Being the first generation in America it was difficult for me to fit in, I tried by observing others. I was very worried about being the odd one out as a child. Growing up watching the Brady Bunch and My Three Sons, I had certain expectations of what it was to be an American. I remember being in Kindergarten and having an old german lady as a teacher who was not very nice. I don't ever remember her being kind or thoughtful. I did not speak any English when I started Kindergarten in Chicago, but after a few weeks I was fine. But I will never forget feeling like I needed to learn to be like the others. Maybe then the teacher would like me.
Funny thing is, Chicago in the 70's was a huge melting pot in itself and we had so many diverse ethnicities that it was hard to define what an American was. We all were either Italian/American, Polish, Arabian, Mexican, etc. And most all of us were first generation, we all spoke two languages. But I remember not wanting to be singled out and I remember a many lonely days on the playground not being able to speak to anyone, just watching.
After 40 something years, I still find myself trying to find my way in this world. And the only thing I want to be and strive for is to be kind. I don't ever want anyone to feel the way I felt in Kindergarten, isolated and afraid.

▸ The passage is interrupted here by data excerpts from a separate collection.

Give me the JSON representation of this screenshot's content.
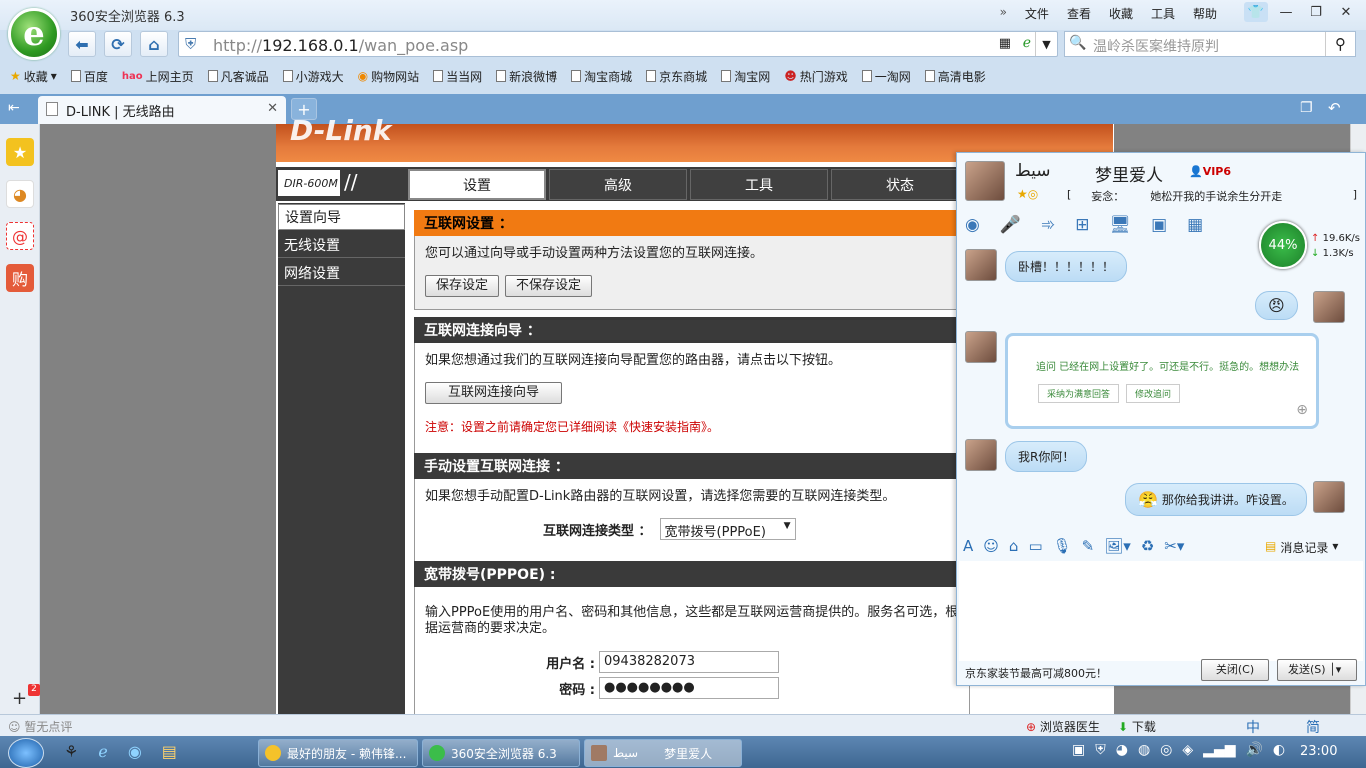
{
  "browser": {
    "title": "360安全浏览器 6.3",
    "menu": [
      "文件",
      "查看",
      "收藏",
      "工具",
      "帮助"
    ],
    "url_prefix": "http://",
    "url_host": "192.168.0.1",
    "url_path": "/wan_poe.asp",
    "search_placeholder": "温岭杀医案维持原判",
    "favorites_label": "收藏",
    "bookmarks": [
      "百度",
      "上网主页",
      "凡客诚品",
      "小游戏大",
      "购物网站",
      "当当网",
      "新浪微博",
      "淘宝商城",
      "京东商城",
      "淘宝网",
      "热门游戏",
      "一淘网",
      "高清电影"
    ],
    "tab_title": "D-LINK | 无线路由",
    "status_left": "暂无点评",
    "status_doctor": "浏览器医生",
    "status_download": "下载",
    "status_ime": "中",
    "status_ime2": "简"
  },
  "router": {
    "model": "DIR-600M",
    "tabs": [
      "设置",
      "高级",
      "工具",
      "状态"
    ],
    "left_menu": [
      "设置向导",
      "无线设置",
      "网络设置"
    ],
    "internet_settings": {
      "title": "互联网设置 ：",
      "desc": "您可以通过向导或手动设置两种方法设置您的互联网连接。",
      "save": "保存设定",
      "nosave": "不保存设定"
    },
    "wizard": {
      "title": "互联网连接向导 ：",
      "desc": "如果您想通过我们的互联网连接向导配置您的路由器，请点击以下按钮。",
      "button": "互联网连接向导",
      "note": "注意：设置之前请确定您已详细阅读《快速安装指南》。"
    },
    "manual": {
      "title": "手动设置互联网连接 ：",
      "desc": "如果您想手动配置D-Link路由器的互联网设置，请选择您需要的互联网连接类型。",
      "type_label": "互联网连接类型 ：",
      "type_value": "宽带拨号(PPPoE)"
    },
    "pppoe": {
      "title": "宽带拨号(PPPOE) :",
      "desc": "输入PPPoE使用的用户名、密码和其他信息，这些都是互联网运营商提供的。服务名可选，根据运营商的要求决定。",
      "user_label": "用户名 :",
      "user_value": "09438282073",
      "pass_label": "密码 :",
      "pass_value": "●●●●●●●●"
    }
  },
  "qq": {
    "name_arabic": "سيط",
    "name": "梦里爱人",
    "signature_prefix": "[",
    "signature_label": "妄念：",
    "signature": "她松开我的手说余生分开走",
    "signature_suffix": "]",
    "net_percent": "44%",
    "up_speed": "19.6K/s",
    "down_speed": "1.3K/s",
    "messages": [
      "卧槽！！！！！！",
      "追问  已经在网上设置好了。可还是不行。挺急的。想想办法",
      "我R你阿！",
      "那你给我讲讲。咋设置。"
    ],
    "card_btn1": "采纳为满意回答",
    "card_btn2": "修改追问",
    "history_label": "消息记录",
    "ad_text": "京东家装节最高可减800元！",
    "close_btn": "关闭(C)",
    "send_btn": "发送(S)"
  },
  "taskbar": {
    "tasks": [
      "最好的朋友 - 赖伟锋...",
      "360安全浏览器 6.3",
      "梦里爱人"
    ],
    "task_prefix3": "سيط",
    "clock": "23:00"
  }
}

As of late, I have forgotten that child. My thoughts have not been self-less, or kind.
And what it comes down to, is going back to basics of being surrounded by people who inspire me to be that kinder, better person. I need to remember about the first kid who left their comfort zone to speak and play with me in that playground back in Chicago. That is what I need to remember. What I need to think of when I think cynical thoughts. I want to be that kind, giving, self-less person. Somehow she got lost under that concrete turtle in the playground.
At times, I hold my friends closer then my family. And as I reflect upon those "wonder years" I understand the why. I found acceptance.